Salvatore Aldobrandi, pizzaiolo e ristoratore originario di San Sosti in provincia di Cosenza, è stato condannato all’ergastolo per l’omicidio della sua ex fidanzata Sargonia Dankha, una giovane di 21 anni di origini irachene naturalizzata svedese.

Omicidio di Sargonia Dankha: condannato all’ergastolo

Arriva la condanna all’ergastolo Salvatore Aldobrandi, pizzaiolo e ristoratore originario di San Sosti (Cosenza), per l’omicidio della sua ex fidanzata Sargonia Dankha, una giovane di 21 anni di origini irachene naturalizzata svedese. La ragazza era scomparsa in circostanze misteriose il 13 novembre 1995 a Linköping, in Svezia.

La sentenza

Dopo 29 anni dalla sua scomparsa, è stata emessa la sentenza che condanna Aldobrandi, oggi 75enne, all’ergastolo, come richiesto dalla procura. Inoltre, è stata disposta una provvisionale di 300mila euro a favore della madre di Sargonia, 100mila euro per il fratello e 14mila euro per le spese legali della parte civile.

I commenti

“È stata una grande soddisfazione per noi, per il nostro ufficio e, oserei dire, per l’Italia, che ha finalmente fornito una risposta di giustizia a una famiglia colpita da un evento così grave dopo tanti anni”, ha affermato il pm Maria Paola Marrali al termine dell’udienza presso il tribunale di Imperia. Il pubblico ministero ha paragonato questo caso a quello di Roberta Ragusa, il cui marito Antonio Logli è stato arrestato e condannato nonostante l’assenza del corpo. “Non si tratta di una morte accidentale, altrimenti avremmo trovato il cadavere; pertanto, è sicuramente una morte di natura omicidiaria”, ha aggiunto, richiamando la sentenza della Cassazione.

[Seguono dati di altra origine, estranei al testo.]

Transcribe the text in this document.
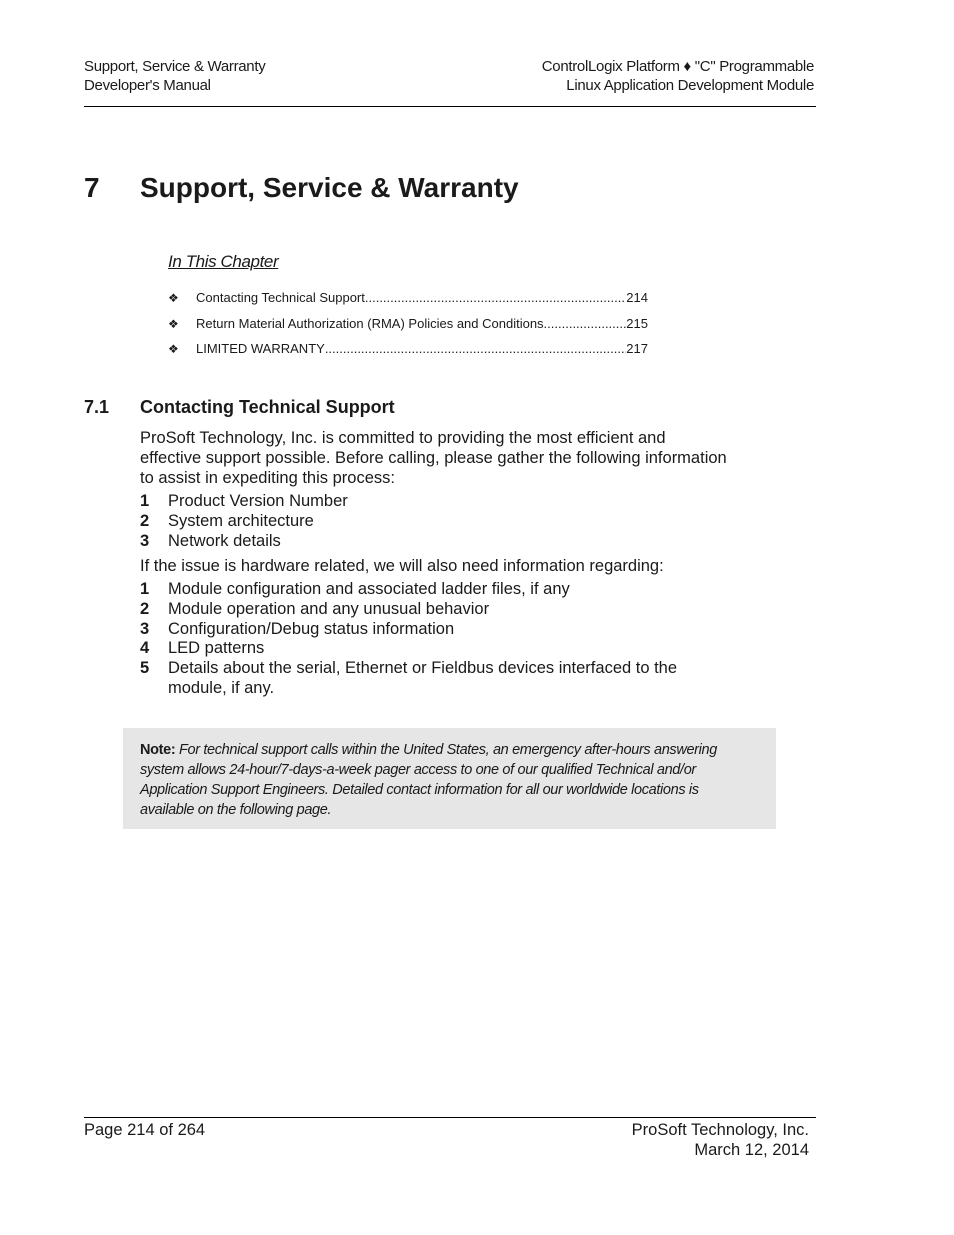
Support, Service & Warranty
Developer's Manual
ControlLogix Platform ♦ "C" Programmable
Linux Application Development Module
7 Support, Service & Warranty
In This Chapter
❖ Contacting Technical Support .....	214
❖ Return Material Authorization (RMA) Policies and Conditions .....	215
❖ LIMITED WARRANTY .....	217
7.1 Contacting Technical Support
ProSoft Technology, Inc. is committed to providing the most efficient and
effective support possible. Before calling, please gather the following information
to assist in expediting this process:
1 Product Version Number
2 System architecture
3 Network details
If the issue is hardware related, we will also need information regarding:
1 Module configuration and associated ladder files, if any
2 Module operation and any unusual behavior
3 Configuration/Debug status information
4 LED patterns
5 Details about the serial, Ethernet or Fieldbus devices interfaced to the module, if any.
Note: For technical support calls within the United States, an emergency after-hours answering
system allows 24-hour/7-days-a-week pager access to one of our qualified Technical and/or
Application Support Engineers. Detailed contact information for all our worldwide locations is
available on the following page.
Page 214 of 264	ProSoft Technology, Inc.
March 12, 2014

“Siamo davvero molto felici per noi e per la famiglia, che purtroppo non è riuscita a gestire le emozioni di venerdì ed è tornata in Svezia”, ha dichiarato l’avvocato della parte civile della famiglia di Sargonia Dankha. “Eravamo certi che la Corte avrebbe accolto le nostre ricostruzioni, che ci fossero prove sufficienti e che il grande lavoro svolto dai poliziotti nel 1995, dalla procura di Imperia e poi da noi per far avviare questo processo, sarebbe stato finalmente riconosciuto”. Ha poi concluso: “È stato riconosciuto non solo che Aldobrandi ha commesso un omicidio, ma che lo ha fatto in circostanze particolari, ossia per motivi abietti: una relazione costante caratterizzata da possesso e ossessione, che ha portato alla condanna all’ergastolo”. La difesa di Aldobrandi ha richiesto l’assoluzione “perché il fatto non sussiste” e, in alternativa, ha chiesto “l’esclusione della recidiva, l’insussistenza dell’aggravante contestata e l’applicazione delle attenuanti”. Attualmente sta valutando il ricorso in appello, ma prima desidera conoscere le motivazioni della sentenza.